Tidak ada yang tahu, Gus Shabir selalu saja mencuri pandang saat Anin membaca kitab suci Al-Qur'an. Sepertinya dia mengagumi kefasihan gadis itu dalam membacanya.

Setelah membaca Al-Qur'an, Anin kembali bergabung dengan teman wanita lainnya. Saatnya Gus Shabir memberikan tausiyah. Semua mata hanya tertuju pada pria itu.

Satu jam berlalu begitu cepat. Anin menunggu Gus Shabir untuk memberikan kitab suci yang tadi dia pinjam saat membacanya.

"Assalamualaikum, Gus! Ini Al-quran yang tadi saya pinjam. Terima kasih, Gus," ucap Anin sambil menunduk saat mengembalikan kitab suci itu.

"Waalaikumsalam. Terima kasih kembali.
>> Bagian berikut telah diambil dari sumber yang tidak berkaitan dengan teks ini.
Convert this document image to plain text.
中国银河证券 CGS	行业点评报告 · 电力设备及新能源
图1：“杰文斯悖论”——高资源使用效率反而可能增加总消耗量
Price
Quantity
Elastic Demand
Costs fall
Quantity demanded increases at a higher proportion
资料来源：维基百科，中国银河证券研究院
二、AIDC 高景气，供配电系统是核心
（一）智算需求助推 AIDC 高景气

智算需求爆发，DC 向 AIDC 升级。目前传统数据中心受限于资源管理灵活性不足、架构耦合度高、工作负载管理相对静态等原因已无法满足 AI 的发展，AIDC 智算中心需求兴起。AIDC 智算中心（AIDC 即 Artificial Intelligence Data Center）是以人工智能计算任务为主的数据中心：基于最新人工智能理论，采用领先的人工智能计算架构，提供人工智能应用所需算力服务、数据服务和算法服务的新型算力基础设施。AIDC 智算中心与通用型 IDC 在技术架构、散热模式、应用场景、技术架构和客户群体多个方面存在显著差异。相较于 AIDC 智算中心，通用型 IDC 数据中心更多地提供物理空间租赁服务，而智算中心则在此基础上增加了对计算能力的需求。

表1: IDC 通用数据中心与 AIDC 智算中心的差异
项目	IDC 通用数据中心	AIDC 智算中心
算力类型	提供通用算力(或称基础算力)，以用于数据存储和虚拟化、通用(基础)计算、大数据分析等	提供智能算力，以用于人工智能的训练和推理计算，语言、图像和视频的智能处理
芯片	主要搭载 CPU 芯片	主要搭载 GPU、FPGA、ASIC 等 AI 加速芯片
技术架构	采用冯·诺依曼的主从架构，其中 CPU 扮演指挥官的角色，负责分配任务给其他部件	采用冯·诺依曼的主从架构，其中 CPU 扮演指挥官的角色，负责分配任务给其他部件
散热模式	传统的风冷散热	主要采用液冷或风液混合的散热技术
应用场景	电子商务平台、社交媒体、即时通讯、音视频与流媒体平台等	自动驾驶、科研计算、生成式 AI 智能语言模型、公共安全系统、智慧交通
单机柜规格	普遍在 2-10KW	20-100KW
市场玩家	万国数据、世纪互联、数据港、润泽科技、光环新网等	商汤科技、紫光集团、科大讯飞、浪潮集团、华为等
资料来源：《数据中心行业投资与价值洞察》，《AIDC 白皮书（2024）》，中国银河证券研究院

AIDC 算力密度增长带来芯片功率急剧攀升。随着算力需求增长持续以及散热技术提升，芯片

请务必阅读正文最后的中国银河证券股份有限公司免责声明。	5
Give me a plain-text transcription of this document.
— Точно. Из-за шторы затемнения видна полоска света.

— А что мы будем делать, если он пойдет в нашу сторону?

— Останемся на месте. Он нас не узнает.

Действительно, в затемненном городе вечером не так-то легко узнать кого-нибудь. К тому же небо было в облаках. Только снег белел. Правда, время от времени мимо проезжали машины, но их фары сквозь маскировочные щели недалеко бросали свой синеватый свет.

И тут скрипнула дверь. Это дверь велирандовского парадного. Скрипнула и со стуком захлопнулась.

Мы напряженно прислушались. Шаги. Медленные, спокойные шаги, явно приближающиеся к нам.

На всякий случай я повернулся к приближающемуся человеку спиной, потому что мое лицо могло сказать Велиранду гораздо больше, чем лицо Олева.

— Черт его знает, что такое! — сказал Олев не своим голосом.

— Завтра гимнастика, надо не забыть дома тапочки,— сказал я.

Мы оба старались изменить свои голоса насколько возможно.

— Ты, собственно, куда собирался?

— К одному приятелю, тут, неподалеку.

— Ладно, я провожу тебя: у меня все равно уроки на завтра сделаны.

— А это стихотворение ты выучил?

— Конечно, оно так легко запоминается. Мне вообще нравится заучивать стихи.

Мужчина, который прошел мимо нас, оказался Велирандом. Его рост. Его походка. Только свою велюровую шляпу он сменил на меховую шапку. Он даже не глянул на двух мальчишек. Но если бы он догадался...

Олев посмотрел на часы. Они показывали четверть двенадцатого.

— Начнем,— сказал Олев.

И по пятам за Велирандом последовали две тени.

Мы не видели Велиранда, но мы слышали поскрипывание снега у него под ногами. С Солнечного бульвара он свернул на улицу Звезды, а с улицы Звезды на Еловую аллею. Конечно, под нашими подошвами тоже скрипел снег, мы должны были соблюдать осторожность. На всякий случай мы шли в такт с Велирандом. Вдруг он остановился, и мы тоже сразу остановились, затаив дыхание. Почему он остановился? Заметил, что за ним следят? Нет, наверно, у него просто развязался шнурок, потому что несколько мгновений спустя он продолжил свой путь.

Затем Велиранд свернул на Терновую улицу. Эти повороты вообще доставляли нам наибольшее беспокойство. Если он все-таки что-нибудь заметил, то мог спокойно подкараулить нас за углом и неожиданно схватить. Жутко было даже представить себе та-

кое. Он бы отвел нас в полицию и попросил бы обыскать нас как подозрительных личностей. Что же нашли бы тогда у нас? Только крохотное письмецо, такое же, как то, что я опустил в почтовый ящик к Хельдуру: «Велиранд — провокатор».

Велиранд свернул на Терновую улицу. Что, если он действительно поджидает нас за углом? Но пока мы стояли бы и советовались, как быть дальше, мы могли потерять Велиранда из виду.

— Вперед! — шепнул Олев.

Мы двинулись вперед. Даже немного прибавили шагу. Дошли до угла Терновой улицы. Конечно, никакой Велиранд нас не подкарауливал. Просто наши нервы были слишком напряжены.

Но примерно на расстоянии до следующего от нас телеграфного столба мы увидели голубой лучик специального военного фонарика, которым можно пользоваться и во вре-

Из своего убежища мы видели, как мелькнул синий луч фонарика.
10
Boleh saya tahu nama kamu?" tanya Gus Shabir.

"Anin, Gus," jawab Anin masih dengan menunduk.

"Anin, besok kamu juga yang membaca Al-Qur'an nya. Nanti aku beritahu surat apa yang akan kamu baca. Boleh saya minta nomor ponselmu?" tanya Gus Shabir.

"Tentu saja boleh, Gus." Anin lalu menyebutkan sejumlah angka.

Setelah itu keduanya berpisah. Dalam perjalanan menuju kamarnya, Anin merasakan degup jantungnya berdetak lebih cepat dan kencang. Dia merasa gugup dan tangannya gemetar saat berdekatan dengan Gus Shabir tadi.

Sampai di kamar, ternyata Hana telah lebih dulu berada di dalam. Tantenya itu telah selesai membersihkan wajah dan bersiap tidur.

"Dari mana kamu, Anin?" tanya Hana.

"Nggak ada dari mana-mana. Aunty saja yang pulangnya tergesa," jawab Anin.

"Mataku ngantuk. Sudah tak sabar ingin membaringkan tubuhku," ucap Hana.

Jika dibandingkan dengan Anin, Hana lebih banyak bicara dan ramah pada siapa saja. Dia mudah bergaul dan bisa beradaptasi dengan mudah di lingkungan baru.

"Anin, kamu tau tak. Tadi saat Gus Shabir memberikan tausiah semua mata teman kita hanya tertuju padanya tanpa kedip. Memang dia seperti magnet yang membuat orang-orang terpesona, ya. Kamu juga begitu'kan?" tanya Hana.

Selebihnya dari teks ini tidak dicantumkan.